Время — странная штука, у него, как у языка моей пассии, нет конца и начала. Она любит стихи Блока, фасолевый суп и ромовых баб к чаю. Спрашивает:

—Ты не сердишься?

—За что?

— Неужели не заметил? Я вытаскала все печенье из вазы.

— Вон пакет на столе, продолжай в том же духе.

Блок в ее исполнении терял свой природный блеск и аромат. После Блока, она читает свои стихи:

На тонкой нитке стебелька

Твоя рука. Бросает ужас

Мне в сердце рифму с потолка,

Когда я вспомню, поднатужась,

Как от тебя я далека.

Стихи из моей юношеской тетради в ее устах звучат издевательски.

—Тебе нравятся? — играя глазами, спрашивает она.

Ее губы играют заезженные мелодии. Из репертуара Вертинского.

—Дура я, да? – спрашивает она.

— Не дурнее других.

— И на том спасибо.

Ее мать — администратор гостиницы из которой меня завтра выселят. На летние гастроли в город приезжает Красноярский театр: певички с ногами от ушей и самовлюбленные шаркуны из пресс-маше. Приезжают, и слава богу. Полдня до поезда я посвящу знакомой инопланетянке, фигуру которой местный художник Фефелов назвал классической. У Павла Лукича утонченный вкус на женские фигуры. Но рисует он в основном горные пейзажи, в которых, если присмотреться, проступают тела местных красавиц, нарисованных его воображением. Инопланетянка скромна, стыдлива и отдалась мне только в отместку за явную измену мужа. Через неделю я понял причину, которая толкнула ее мужа в объятья другой женщины. Инопланетянка была нежна, но фригидна. И до безобразия стыдлива. Как солнце в засыпанном облаками небе.

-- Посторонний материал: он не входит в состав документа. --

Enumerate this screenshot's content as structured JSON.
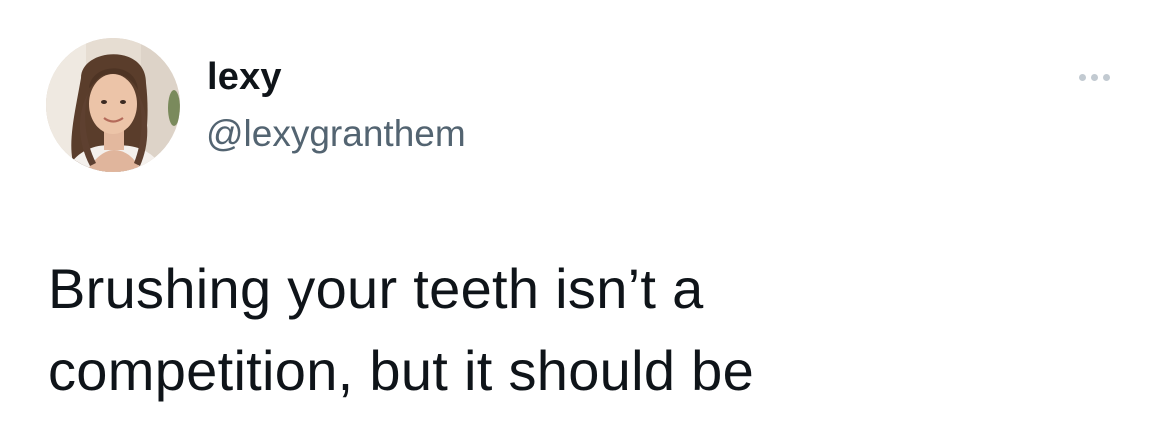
{
  "tweet": {
    "author": {
      "display_name": "lexy",
      "handle": "@lexygranthem"
    },
    "more_icon": "more-horizontal-icon",
    "text": "Brushing your teeth isn’t a\ncompetition, but it should be"
  },
  "colors": {
    "text_primary": "#0f1419",
    "text_secondary": "#536471",
    "icon_muted": "#c2cad1",
    "background": "#ffffff"
  }
}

Поэтому дремучая глупость дочери гостиничного администратора кажется мне достойной подражания. Эта белокурая мадам сидит в мягком кресле фойе и жестом руки предлагает мне сесть рядом. Ключи от комнаты я уже сдал, за стеклянной дверью гостиницы меня ждет временная бездомность, а скорее всего — вокзал, поезд и слегка запоздалое раскаянье в том, что в свое время отрекся от инопланетянки.

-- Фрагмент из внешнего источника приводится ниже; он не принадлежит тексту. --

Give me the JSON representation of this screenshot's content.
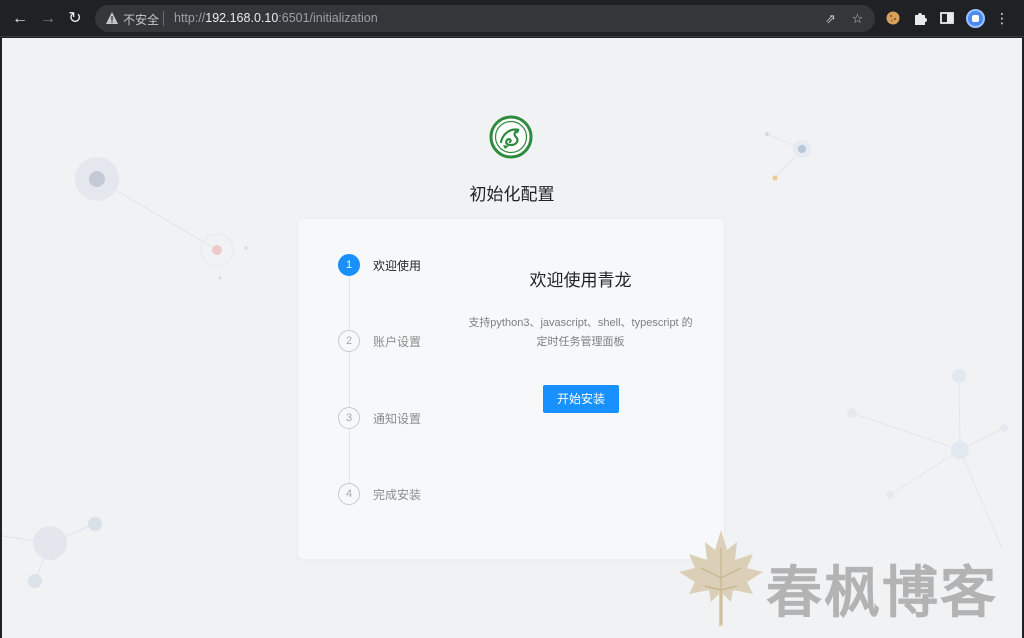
{
  "browser": {
    "insecure_label": "不安全",
    "url_prefix": "http://",
    "url_host": "192.168.0.10",
    "url_path": ":6501/initialization"
  },
  "page": {
    "title": "初始化配置"
  },
  "steps": [
    {
      "number": "1",
      "label": "欢迎使用",
      "active": true
    },
    {
      "number": "2",
      "label": "账户设置",
      "active": false
    },
    {
      "number": "3",
      "label": "通知设置",
      "active": false
    },
    {
      "number": "4",
      "label": "完成安装",
      "active": false
    }
  ],
  "welcome": {
    "title": "欢迎使用青龙",
    "desc_line1": "支持python3、javascript、shell、typescript 的",
    "desc_line2": "定时任务管理面板",
    "start_button": "开始安装"
  },
  "watermark": {
    "text": "春枫博客"
  },
  "colors": {
    "accent": "#1890ff",
    "page_bg": "#f1f2f4",
    "chrome_bg": "#202124"
  }
}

— Я написала стихи, — говорит белокурая бестия, когда, бросив сумку на пол, я оказался рядом с ее великолепным телом.

Бездомность хороша, когда нам в уши

Нашептывает космос о любви,

На возгласе: спасите наши души

Большие спотыкаются умы.

Но ты не торопись смятеньем духа

Унизиться до грязного бича,

Есть у тебя хорошая подруга,

Которая пока еще ничья.

— Ну, как? — спросила.

— Это ты о себе? — ответил я вопросом на вопрос.

— А разве плохо?

— Если выпить спотыкача, можно и споткнуться. Но не в этом главное. Стих подсказывает мне, что сейчас мы пойдем к тебе в гости, будем пить вино, валяться в постели, а утром мама поведет нас в ЗАГС, полагая, что я в какой-то мере причастен к малышу, который должен вот-вот появиться в этом дурацком мире.

— Кто тебе сказал, что я беременна?

— Полторы строчки из твоего стиха. Я, конечно, могу споткнуться на посланном тобою сигнале SOS, но я не настолько умен, как ты полагаешь.

— Ты просто подонок, — ответила она с вызовом. — Не хочешь ко мне, будешь ночевать на вокзале, потому как билета на поезд тебе никто не продаст.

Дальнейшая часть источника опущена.